Somos ocidentais, europeus e cristãos – queiramo-lo ou não. E, ao sê-lo, por muito grande que possa ser a nossa indiferença religiosa ou até a nossa militância ateísta, o tema do Crucificado vem até nós e subjuga-nos – ao menos uma vez por ano.
Na história do pensamento ocidental foram feitas as mais esforçadas tentativas para a aniquilação desta espécie de mito identitário, sempre sem resultados. Referindo apenas a Época Contemporânea vislumbramos, como momentos supremos de negação, a tentativa dos revolucionários franceses de 1789 e os cultos de substituição nessa altura encetados, desde a Teofilantropia ao Culto Decadário, passando por todas as modalidades de Panteísmo ou de Religião Natural; veio também Augusto Comte e a sua Religião da Humanidade; apareceram seguidamente Marx e Engels e os diversos ateísmos radicais do século XX. O Supliciado do Gólgota resistiu.

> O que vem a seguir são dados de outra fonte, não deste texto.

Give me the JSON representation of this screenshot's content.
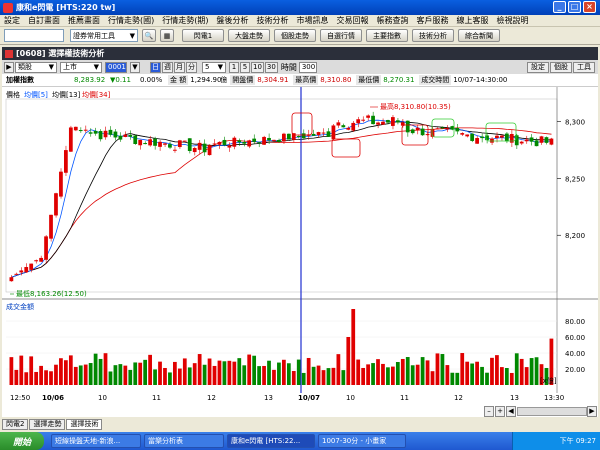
{
  "window": {
    "title": "康和e閃電 [HTS:220 tw]"
  },
  "menu": [
    "設定",
    "自訂畫面",
    "推薦畫面",
    "行情走勢(國)",
    "行情走勢(期)",
    "盤後分析",
    "技術分析",
    "市場訊息",
    "交易回報",
    "帳務查詢",
    "客戶服務",
    "線上客服",
    "檢視說明"
  ],
  "toolbar": {
    "combo_value": "證券常用工具",
    "buttons": [
      "閃電1",
      "大盤走勢",
      "個股走勢",
      "自選行情",
      "主要指數",
      "技術分析",
      "綜合新聞"
    ]
  },
  "panel": {
    "title": "[0608] 選擇權技術分析"
  },
  "controls": {
    "category": "類股",
    "market": "上市",
    "code": "0001",
    "periods": [
      "日",
      "週",
      "月",
      "分"
    ],
    "minute": "5",
    "ranges": [
      "1",
      "5",
      "10",
      "30"
    ],
    "label_count": "時間",
    "count": "300",
    "right_buttons": [
      "設定",
      "個股",
      "工具"
    ]
  },
  "info": {
    "name": "加權指數",
    "price": "8,283.92",
    "change": "▼0.11",
    "pct": "0.00%",
    "vol_label": "金 額",
    "vol": "1,294.90",
    "vol_unit": "億",
    "open_label": "開盤價",
    "open": "8,304.91",
    "high_label": "最高價",
    "high": "8,310.80",
    "low_label": "最低價",
    "low": "8,270.31",
    "time_label": "成交時間",
    "time": "10/07-14:30:00"
  },
  "chart": {
    "legend_price": "價格",
    "legend_ma5": "均價[5]",
    "legend_ma13": "均價[13]",
    "legend_ma34": "均價[34]",
    "high_annotation": "最高8,310.80(10.35)",
    "low_annotation": "最低8,163.26(12.50)",
    "vol_title": "成交金額",
    "vol_unit": "[x億]",
    "price_ticks": [
      "8,300",
      "8,250",
      "8,200"
    ],
    "vol_ticks": [
      "80.00",
      "60.00",
      "40.00",
      "20.00"
    ],
    "x_labels": [
      "12:50",
      "10/06",
      "10",
      "11",
      "12",
      "13",
      "10/07",
      "10",
      "11",
      "12",
      "13",
      "13:30"
    ]
  },
  "tabs": [
    "閃電2",
    "選擇走勢",
    "選擇技術"
  ],
  "taskbar": {
    "start": "開始",
    "tasks": [
      "短線操盤天地-新浪...",
      "當樂分析表",
      "康和e閃電 [HTS:22...",
      "1007-30分 - 小畫家"
    ],
    "clock": "下午 09:27"
  },
  "chart_data": {
    "type": "candlestick",
    "ma_periods": [
      5,
      13,
      34
    ],
    "ylim": [
      8150,
      8320
    ],
    "volume_ylim": [
      0,
      100
    ]
  }
}
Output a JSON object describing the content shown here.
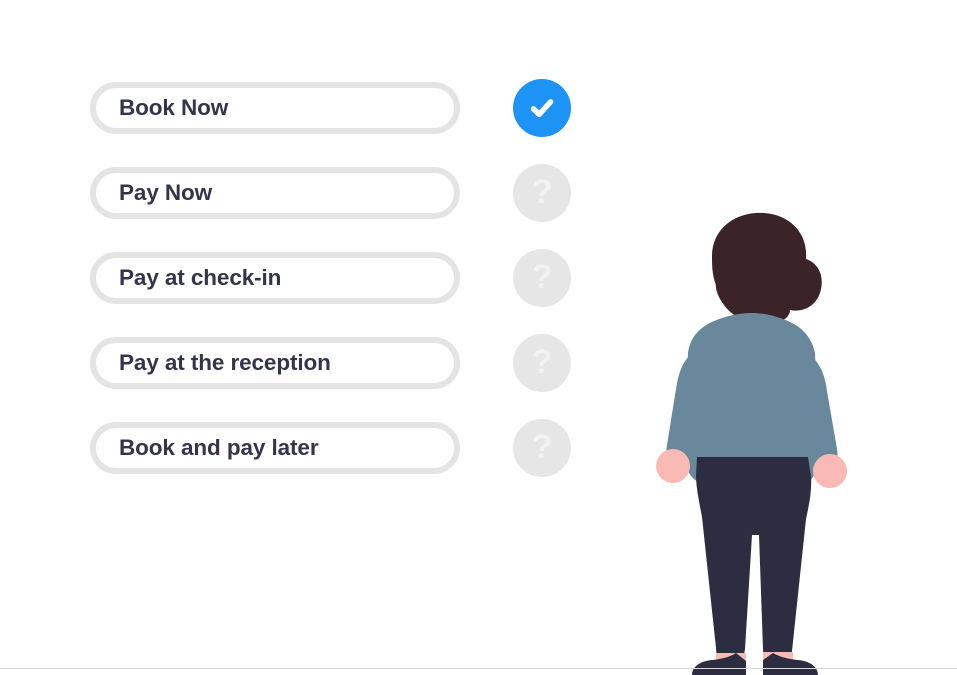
{
  "page": {
    "background_color": "#ffffff",
    "divider_color": "#d8d8d8"
  },
  "colors": {
    "accent_blue": "#1c93f5",
    "badge_gray": "#e6e6e6",
    "badge_glyph": "#f2f2f2",
    "button_border": "#e4e4e4",
    "button_fill": "#ffffff",
    "text_dark": "#33354a",
    "hair": "#3b2428",
    "skin": "#f9c3be",
    "shirt": "#6a889c",
    "pants": "#2c2d40",
    "shoes": "#2c2d40"
  },
  "options": [
    {
      "label": "Book Now",
      "status": "done",
      "status_icon": "check-icon",
      "status_glyph": ""
    },
    {
      "label": "Pay Now",
      "status": "pending",
      "status_icon": "question-mark-icon",
      "status_glyph": "?"
    },
    {
      "label": "Pay at check-in",
      "status": "pending",
      "status_icon": "question-mark-icon",
      "status_glyph": "?"
    },
    {
      "label": "Pay at the reception",
      "status": "pending",
      "status_icon": "question-mark-icon",
      "status_glyph": "?"
    },
    {
      "label": "Book and pay later",
      "status": "pending",
      "status_icon": "question-mark-icon",
      "status_glyph": "?"
    }
  ],
  "illustration": {
    "name": "person-standing-back-view",
    "description": "Flat illustration of a person seen from behind wearing a blue-gray shirt and dark navy trousers"
  }
}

Parece até que resiste tanto mais quanto maior é a visível decadência institucional das suas Igrejas. Por que acontece então isto? Porque Cristo é o perfeito emblema simbólico do drama humano. Ele recolhe os vagidos inocentes do nascimento – e faz-se Natal ; depois, acompanha a história da luta pela sobrevivência das nossas mais convictas verdades – e faz-se Pastor; e é ainda Ele o depositário de todas as nossas fragilidades, de todas as nossas dores, de todas as nossas decadências, de todas os nossos pressentimentos de finitude – e faz-se Paixão. Assim, como emblema do que fomos sendo na multissecular estrada do Ocidente, a história de Cristo deixa de ficar contida em si mesma para passar a ser o elo de suporte entre todos e cada um.
Escrevo isto porque sou religioso? Não. Sei-me agnóstico. Escrevo isto porque sou, como quase todos nós, um cristão do Ocidente.
Escrevo isto porque sou religioso? Não. Sei-me agnóstico. Escrevo isto porque sou, como quase todos nós, um cristão do Ocidente.
1 comentário:
Curiosa esta abordagem à cultura ocidental – melhor dito, mediterrânea-europeia.
Este agnosticismo teológico, mas cristão, de que fala, dá forma, em política, a tomadas de posição que se julgam desenraizadas da matriz cristã e, acima de tudo, católica, mas que mais não são do que manifestações de uma cultura fruto de um mito: o do Cristo Redentor que só o pode ser por ser, também, origem da Vida. Recordo-me, por exemplo, da problemática do aborto; tema que ultrapassa a moral cristã para ser quase aceite como uma questão de moral comum, de ordem cultural. E quantos se esquecem de que, sendo agnósticos e, até, ateus, ao tomarem posição contra o aborto estão a tomar posição a favor da religião que definiu um Cristo Redentor? Estará no mesmo plano a pena de morte? E a eutanásia?
Pode decretar-se o fim de uma religião, mas não se decreta o fim de uma cultura. As culturas corroem-se, dissolvem-se, diluem-se, porque as culturas enformam as mentalidades e a transformação destas é sempre lenta e cheia de recuos e avanços. O Crucificado, como tão bem lhe chama, queria somente ser o Cristo dos Judeus e foi, afinal, por força não Dele, mas de quem O usou, o mentor de uma cisão na religião que era a Sua. Aí começou o mito, aí começou a cultura judaico-cristã, aí, lentamente, foram os homens construindo o Natal, o Pastor e a Paixão. E, lentamente, o Natal vai deixando de ser uma identidade com o nascimento para se aproximar do grande potlatch da cultura cristã ocidental. O Menino Jesus foi substituído pelo Pai Natal.